The lower right of the screen shows you the CSS styles and the file name in the styles. You still have refresh the browser to see the changes. If you change anything in HTML tab in the lower left corner of the Page Inspector the changes not persisted in your source. If you change the source file when Page Inspector is open then a yellow bar will appear asking you to refresh the browser to see the changes, press CTRL + ALT + ENTER to refresh the browser. Now click the Inspect button and then hover the mouse over different elements in your page, When you perform this action, the code file that generated the element is shown with the Page Inspector as shown below When you click the files in files tab it then opens them side by side with the Page Inspector. HTML tab just shows you the html for the page. Files tab shows all server side files that are used to render this page. In the bottom the screen you see two tabs and a button, Inspect button which allows you to point at elements in your page. Now click F5 then Page Inspector is loaded in the document window inside Visual Studio as shown below If the debugging is not enabled on your site then add the following key to your web.config as shown below Ĭhoose the Page Inspector from Target Browser drop-down on the Standard tool bar as shown below Launching Page Inspector is pretty simple, in order to launch Page Inspector your site needs to be run in debug mode or you need add a key to Web.config.

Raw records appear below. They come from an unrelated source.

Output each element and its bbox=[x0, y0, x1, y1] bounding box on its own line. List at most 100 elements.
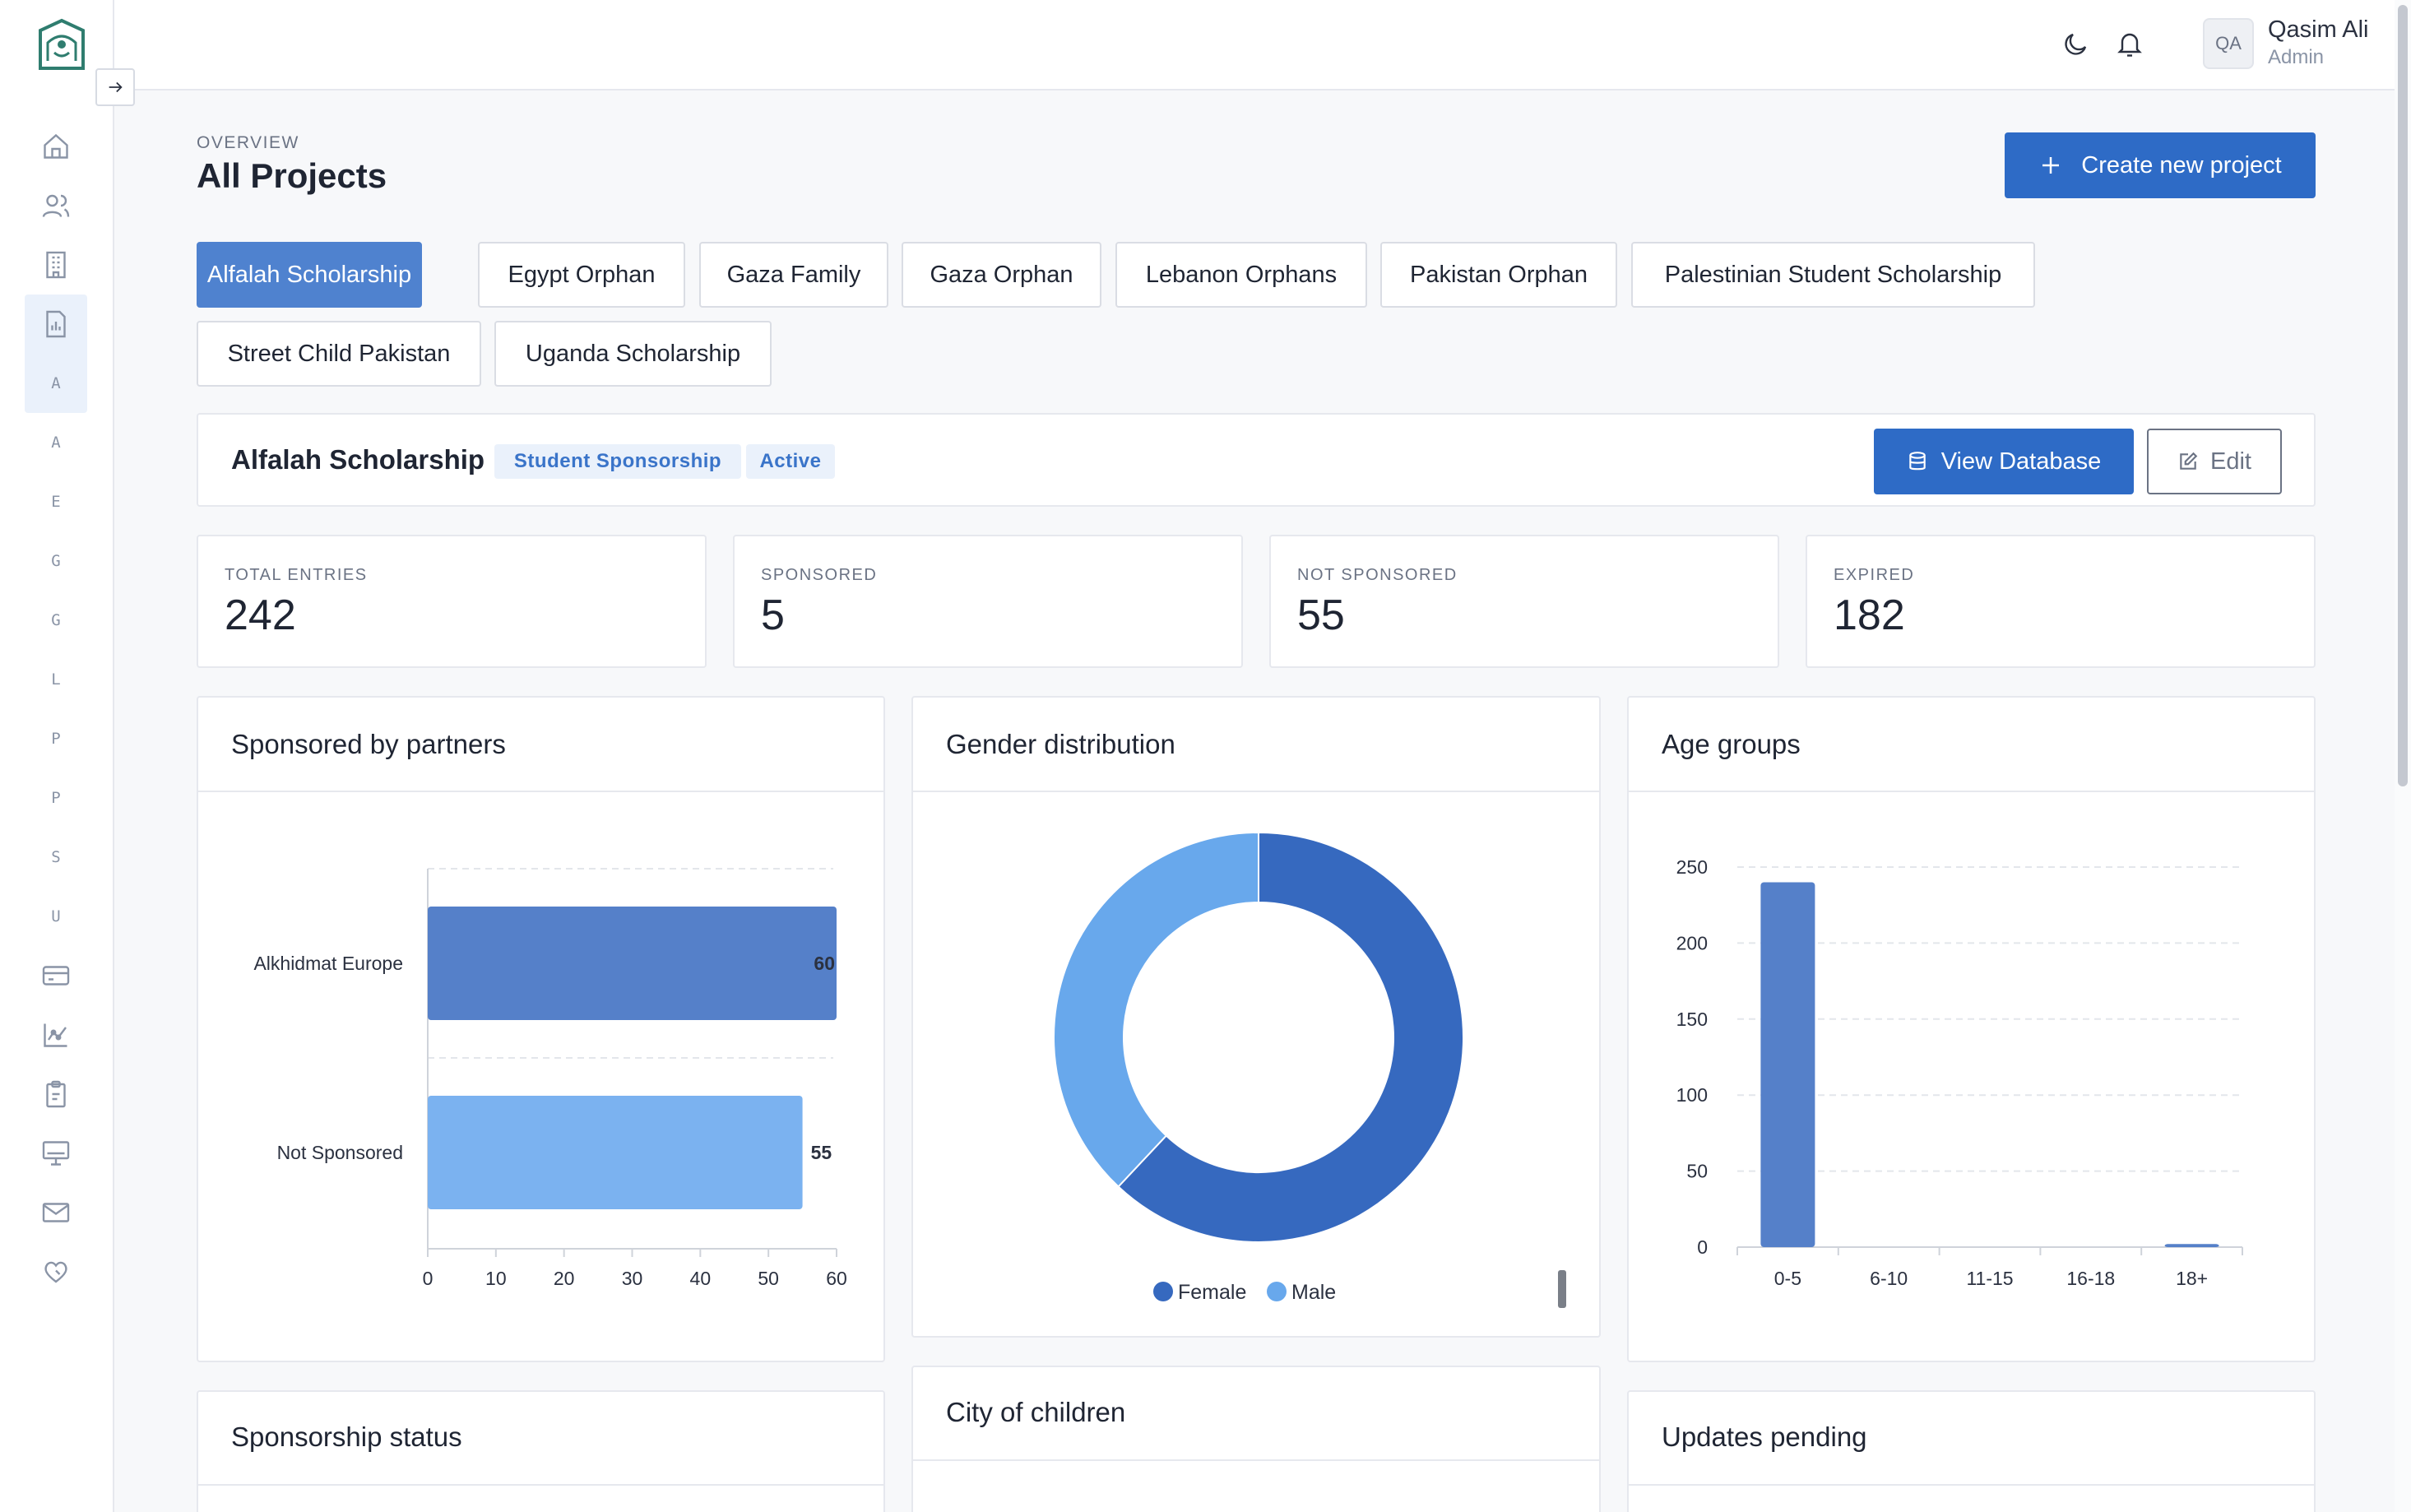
nav-letter-label: S bbox=[51, 848, 61, 866]
edit-label: Edit bbox=[2210, 448, 2251, 475]
tab-project[interactable]: Gaza Family bbox=[699, 242, 888, 308]
gender-donut-chart: Female Male bbox=[1053, 831, 1464, 1304]
chart-line-icon bbox=[44, 1023, 67, 1047]
stat-card-not-sponsored: NOT SPONSORED 55 bbox=[1269, 535, 1779, 668]
x-tick-label: 6-10 bbox=[1870, 1268, 1908, 1289]
tab-project[interactable]: Uganda Scholarship bbox=[494, 321, 772, 387]
sponsorship-status-panel: Sponsorship status bbox=[197, 1390, 885, 1512]
project-name: Alfalah Scholarship bbox=[231, 444, 485, 475]
nav-project-letter[interactable]: E bbox=[25, 472, 87, 531]
bar bbox=[428, 1096, 803, 1209]
stat-value: 182 bbox=[1834, 591, 1905, 639]
notifications-button[interactable] bbox=[2113, 28, 2146, 61]
legend-label: Male bbox=[1291, 1281, 1336, 1304]
tab-project[interactable]: Pakistan Orphan bbox=[1380, 242, 1617, 308]
tab-project[interactable]: Alfalah Scholarship bbox=[197, 242, 422, 308]
monitor-icon bbox=[42, 1141, 70, 1166]
updates-pending-panel: Updates pending bbox=[1627, 1390, 2316, 1512]
nav-project-letter[interactable]: U bbox=[25, 887, 87, 946]
nav-project-letter[interactable]: S bbox=[25, 828, 87, 887]
legend-swatch bbox=[1153, 1282, 1173, 1301]
nav-project-letter[interactable]: L bbox=[25, 650, 87, 709]
nav-payments[interactable] bbox=[25, 946, 87, 1005]
page-title: All Projects bbox=[197, 156, 387, 195]
nav-letter-label: A bbox=[51, 374, 61, 392]
nav-projects-group: A bbox=[25, 295, 87, 413]
view-database-button[interactable]: View Database bbox=[1874, 429, 2134, 494]
tab-project[interactable]: Street Child Pakistan bbox=[197, 321, 481, 387]
nav-letter-label: G bbox=[51, 611, 61, 629]
nav-project-letter[interactable]: P bbox=[25, 709, 87, 768]
edit-button[interactable]: Edit bbox=[2147, 429, 2282, 494]
y-tick-label: 200 bbox=[1676, 932, 1708, 953]
nav-analytics[interactable] bbox=[25, 1005, 87, 1064]
bell-icon bbox=[2117, 33, 2142, 57]
users-icon bbox=[42, 194, 70, 217]
scrollbar-thumb[interactable] bbox=[2398, 5, 2408, 786]
nav-project-letter[interactable]: G bbox=[25, 591, 87, 650]
page-overline: OVERVIEW bbox=[197, 133, 299, 152]
panel-divider bbox=[198, 791, 883, 792]
tab-project[interactable]: Palestinian Student Scholarship bbox=[1631, 242, 2035, 308]
stat-card-expired: EXPIRED 182 bbox=[1806, 535, 2316, 668]
panel-divider bbox=[913, 791, 1599, 792]
top-header: QA Qasim Ali Admin bbox=[114, 0, 2411, 90]
page-scrollbar[interactable] bbox=[2395, 0, 2411, 1512]
nav-tasks[interactable] bbox=[25, 1064, 87, 1124]
sidebar: A A E G G L P P S U bbox=[0, 0, 114, 1512]
home-icon bbox=[44, 133, 68, 159]
panel-divider bbox=[1629, 791, 2314, 792]
project-type-badge: Student Sponsorship bbox=[494, 444, 741, 479]
panel-divider bbox=[913, 1459, 1599, 1461]
partners-chart-panel: Sponsored by partners Alkhidmat Europe 60… bbox=[197, 696, 885, 1362]
avatar[interactable]: QA bbox=[2203, 18, 2254, 69]
nav-users[interactable] bbox=[25, 176, 87, 235]
x-tick-label: 11-15 bbox=[1966, 1268, 2013, 1289]
x-tick-label: 40 bbox=[690, 1268, 712, 1289]
sidebar-collapse-button[interactable] bbox=[95, 68, 135, 106]
nav-messages[interactable] bbox=[25, 1183, 87, 1242]
x-tick-label: 0-5 bbox=[1774, 1268, 1801, 1289]
sidebar-nav: A A E G G L P P S U bbox=[25, 117, 87, 1301]
create-project-label: Create new project bbox=[2081, 151, 2282, 179]
tab-project[interactable]: Gaza Orphan bbox=[902, 242, 1101, 308]
x-tick-label: 16-18 bbox=[2066, 1268, 2115, 1289]
nav-home[interactable] bbox=[25, 117, 87, 176]
nav-donations[interactable] bbox=[25, 1242, 87, 1301]
x-tick-label: 20 bbox=[554, 1268, 575, 1289]
tab-project[interactable]: Egypt Orphan bbox=[478, 242, 685, 308]
nav-letter-label: P bbox=[51, 730, 61, 748]
nav-project-letter[interactable]: A bbox=[25, 413, 87, 472]
bar bbox=[2164, 1244, 2219, 1247]
x-tick-label: 30 bbox=[622, 1268, 643, 1289]
x-tick-label: 50 bbox=[758, 1268, 779, 1289]
legend-scroll-handle[interactable] bbox=[1558, 1270, 1566, 1308]
edit-icon bbox=[2180, 452, 2198, 470]
panel-divider bbox=[1629, 1484, 2314, 1486]
stat-label: NOT SPONSORED bbox=[1297, 566, 1458, 584]
panel-divider bbox=[198, 1484, 883, 1486]
bar bbox=[428, 907, 837, 1020]
nav-project-letter[interactable]: G bbox=[25, 531, 87, 591]
nav-project-letter[interactable]: A bbox=[25, 354, 87, 413]
x-tick-label: 10 bbox=[485, 1268, 507, 1289]
y-tick-label: 50 bbox=[1686, 1161, 1708, 1182]
nav-organizations[interactable] bbox=[25, 235, 87, 295]
nav-projects[interactable] bbox=[25, 295, 87, 354]
stat-label: SPONSORED bbox=[761, 566, 878, 584]
create-project-button[interactable]: Create new project bbox=[2005, 132, 2316, 198]
status-badge: Active bbox=[746, 444, 835, 479]
tab-project[interactable]: Lebanon Orphans bbox=[1115, 242, 1367, 308]
plus-icon bbox=[2042, 157, 2060, 174]
user-name: Qasim Ali bbox=[2268, 16, 2369, 43]
theme-toggle-button[interactable] bbox=[2059, 28, 2092, 61]
nav-project-letter[interactable]: P bbox=[25, 768, 87, 828]
panel-title: Gender distribution bbox=[946, 729, 1175, 759]
app-logo[interactable] bbox=[36, 18, 87, 71]
nav-letter-label: P bbox=[51, 789, 61, 807]
bar bbox=[1760, 882, 1815, 1247]
nav-letter-label: U bbox=[51, 907, 61, 925]
stat-value: 242 bbox=[225, 591, 296, 639]
nav-display[interactable] bbox=[25, 1124, 87, 1183]
data-label: 55 bbox=[811, 1142, 832, 1163]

#VISUAL STUDIO HTML INSPECTOR HOW TO#
This post explains the Page Inspector features and outlines how to use it inside Visual Studio editor. The Page Inspector is a debugging tool that runs inside Visual Studio and it comes with the Visual Studio. It is hard to debug the page without a tool to find a certain piece of HTML where it is coming from. The typical web page in the application includes references to JavaScript and CSS files and images.